Возможно, недовольно сказала, сварливо и неохотно, но сказала.
— Добрая моя Крошка Мэнти, — сказал он, пытаясь поцеловать мою макушку.
— Не называй меня так, — с внезапной горечью проговорила я, резко отодвигаясь.
Но ванну я приготовила.
— Иди сюда и сядь возле ванны, — позвал он, — а я расскажу тебе, как было дело.
Сразу после полудня и вскоре после прибытия дневного поезда с Востока к Тобайесу в контору пришел незнакомец — цветной, вида весьма солидного, гораздо солиднее своих тридцати с небольшим лет, строго одетый, в широкополой шляпе. Это был мистер Джошуа Лоунберри, приехавший за своим отцом. Он сказал, что снял двойной номер в местном отеле «Биггерс» — там они с отцом переночуют, а наутро уедут.
— Что только доказывало, — сказал Тобайес, — что мистер Лоунберри не имел понятия о мистере Биггерсе. Однако, — задумчиво продолжал Тобайес и, откинувшись на спину, намылил себе грудь, — кое-какое понятие он все-таки имел, потому что, когда я попытался намекнуть ему на то, как обстоит дело, он прервал меня словами:
— Думаю, я понял вас, мистер Сиерс. Когда я спросил номер, то заметил некоторую нерешительность портье и положил ему на конторку двадцать долларов, и тогда портье переглянулся с другим человеком постарше, толстым таким, с рыжими усами, и тот джентльмен как бы кивнул. И выделили они мне своего рода служебное помещение и в таком состоянии, что бедный мой отец его не испортит. Туда можно было втащить нечто вроде корыта, принести горячей воды. Я куплю ему новую одежду. И войти мы можем с черного хода.
— Он, конечно, понимал ситуацию, но не до конца, — сказал Тобайес. — Меня так и тянуло объяснить ему, что в таком городке, как Гейлсберг, что с черного хода входи, что с белого, разницы никакой, все равно каждый знает, кто куда вошел и кто вышел, выйди он даже через окно. И если Дядюшке Гнилю удастся проникнуть в отель — это будет удивительно. Больше того, я чуть было не сказал ему для ясности, что, стоит мистеру Биггерсу разнюхать про это, и у него возникнет дополнительный повод для недовольства: ведь ему принадлежит участок земли, на котором выстроена хижина Дядюшки Гниля, и тот вот уже который год платит ему доллар в неделю. Мистер Биггерс посчитает весь этот план заговором против него лично, попыткой подорвать его платежеспособность и подкоп под его могущество. Поэтому я спросил, знает ли о намеченном мистер Биггерс и договаривался ли он с ним, на что Лоунберри ответил мне, что нет и что в некоторых вопросах он считает разумнее поставить заинтересованные стороны перед fait accomplit [39] Свершившимся фактом ( фр .).
.
Тобайес намылился еще немного.
— Странно, конечно, — заметил он, — слышать от цветного в Гейлсберге французские слова, но в разговоре с ним странным мне это не показалось. А вот сейчас, когда вспоминаешь, — странно. — И добавив еще мыла, он проговорил:
— Мистер Лоунберри мне показался состоятельным отпрыском эфиопского племени.

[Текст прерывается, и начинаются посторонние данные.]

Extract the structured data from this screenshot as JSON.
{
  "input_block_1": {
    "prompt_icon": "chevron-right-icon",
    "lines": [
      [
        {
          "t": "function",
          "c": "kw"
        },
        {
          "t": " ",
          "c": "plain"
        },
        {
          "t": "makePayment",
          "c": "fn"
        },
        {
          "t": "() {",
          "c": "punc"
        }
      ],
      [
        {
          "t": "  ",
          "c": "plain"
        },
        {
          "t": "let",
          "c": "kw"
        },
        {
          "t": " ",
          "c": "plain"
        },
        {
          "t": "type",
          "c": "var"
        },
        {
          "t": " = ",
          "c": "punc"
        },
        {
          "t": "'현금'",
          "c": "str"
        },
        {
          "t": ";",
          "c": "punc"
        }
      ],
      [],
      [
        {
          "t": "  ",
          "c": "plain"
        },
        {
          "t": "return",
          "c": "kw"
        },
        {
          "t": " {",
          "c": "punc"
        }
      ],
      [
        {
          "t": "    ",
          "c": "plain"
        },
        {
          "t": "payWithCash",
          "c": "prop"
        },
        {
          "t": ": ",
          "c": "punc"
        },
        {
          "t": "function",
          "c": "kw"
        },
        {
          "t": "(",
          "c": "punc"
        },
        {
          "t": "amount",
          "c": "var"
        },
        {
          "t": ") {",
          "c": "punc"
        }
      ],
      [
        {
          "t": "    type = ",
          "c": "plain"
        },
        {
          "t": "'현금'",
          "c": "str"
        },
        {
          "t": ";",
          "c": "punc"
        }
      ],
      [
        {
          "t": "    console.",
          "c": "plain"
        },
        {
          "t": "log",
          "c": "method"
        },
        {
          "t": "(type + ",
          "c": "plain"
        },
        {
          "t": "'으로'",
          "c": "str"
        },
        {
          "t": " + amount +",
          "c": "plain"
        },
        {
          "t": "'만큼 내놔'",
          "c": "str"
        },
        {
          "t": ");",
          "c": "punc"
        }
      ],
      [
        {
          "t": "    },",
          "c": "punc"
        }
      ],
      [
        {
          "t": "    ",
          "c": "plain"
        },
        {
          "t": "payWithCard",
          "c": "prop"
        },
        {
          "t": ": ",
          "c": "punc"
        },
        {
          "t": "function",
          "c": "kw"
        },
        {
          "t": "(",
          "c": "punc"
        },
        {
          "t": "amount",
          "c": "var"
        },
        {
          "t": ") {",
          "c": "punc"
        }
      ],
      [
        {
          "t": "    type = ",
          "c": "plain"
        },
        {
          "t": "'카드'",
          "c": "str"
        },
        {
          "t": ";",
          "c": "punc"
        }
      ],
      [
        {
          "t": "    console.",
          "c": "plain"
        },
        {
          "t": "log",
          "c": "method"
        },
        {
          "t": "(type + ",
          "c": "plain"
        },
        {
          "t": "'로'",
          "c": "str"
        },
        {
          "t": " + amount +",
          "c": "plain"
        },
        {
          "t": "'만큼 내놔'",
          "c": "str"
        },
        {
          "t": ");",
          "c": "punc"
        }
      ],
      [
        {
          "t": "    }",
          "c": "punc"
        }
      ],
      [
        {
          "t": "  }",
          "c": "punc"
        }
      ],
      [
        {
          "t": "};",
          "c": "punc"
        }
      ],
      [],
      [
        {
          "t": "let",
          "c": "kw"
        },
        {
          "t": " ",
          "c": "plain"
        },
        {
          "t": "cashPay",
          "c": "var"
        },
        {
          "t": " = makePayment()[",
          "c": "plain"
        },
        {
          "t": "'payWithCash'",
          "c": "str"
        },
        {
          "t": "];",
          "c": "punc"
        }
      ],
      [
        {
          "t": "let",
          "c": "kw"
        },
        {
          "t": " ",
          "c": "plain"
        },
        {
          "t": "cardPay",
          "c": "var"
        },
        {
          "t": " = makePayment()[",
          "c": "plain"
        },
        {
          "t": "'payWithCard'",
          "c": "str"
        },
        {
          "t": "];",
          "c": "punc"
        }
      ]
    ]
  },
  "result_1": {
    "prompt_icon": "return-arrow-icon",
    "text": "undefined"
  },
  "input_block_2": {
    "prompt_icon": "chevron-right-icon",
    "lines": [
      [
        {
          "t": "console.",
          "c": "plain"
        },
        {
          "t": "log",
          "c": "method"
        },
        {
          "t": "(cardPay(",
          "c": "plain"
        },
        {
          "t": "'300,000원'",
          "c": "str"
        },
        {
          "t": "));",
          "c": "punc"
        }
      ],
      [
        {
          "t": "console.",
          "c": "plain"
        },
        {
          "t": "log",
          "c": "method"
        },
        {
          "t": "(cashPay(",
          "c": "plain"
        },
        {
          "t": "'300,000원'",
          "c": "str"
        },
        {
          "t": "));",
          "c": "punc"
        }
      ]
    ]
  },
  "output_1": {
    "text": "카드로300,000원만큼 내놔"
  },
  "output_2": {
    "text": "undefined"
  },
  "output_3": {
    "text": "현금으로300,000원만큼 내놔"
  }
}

— Он встретился с отцом? — спросила я.
— Да, — сказал Тобайес. — И удивительное дело — старик еще кочевряжился. Как будто это не от него, а от сына несет как из хлева. Дядюшка Гниль сидел возле домика, когда мы подъехали, — я забыл сказать, мы в городе наняли экипаж. И вот мы подъехали и видим, что Дядюшка Гниль чинит упряжь для своей тележки. Остановились мы от него шагах в тридцати, и я показал сынку его папашу. Признаться, меня донимало болезненное любопытство — посмотреть, какое лицо у него станет, когда он впервые увидит такого папочку. Но когда я сказал: «Вот он, мистер Лоунберри!», тот только посмотрел на старика долгим взглядом и тут же повернулся ко мне и сказал тихо, доверительно, словно давнему другу, с которым привык делиться секретами: «Знаете, мистер Сиерс, я так долго ждал этой минуты! И вот он, мой отец, которого я разыскивал столько лет, чтобы отдать ему наконец дань уважения».
— Наверное, удивление выразилось на моем лице, — продолжал Тобайес, — потому что он тут же сказал: «Видите ли, мистер Сиерс, я человек верующий и стараюсь жить по заповедям». И с этим он вылез из экипажа, подошел к Дядюшке Гнилю и, назвав его папа , поцеловал в лоб. Сыщик, должно быть, уж как-то предупредил старика, да и я, вероятно, говорил ему что-то, когда брал у него подписи на пенсионные документы, не подписи, конечно, а закорючки. Но одно дело разговоры, а другое — реальность.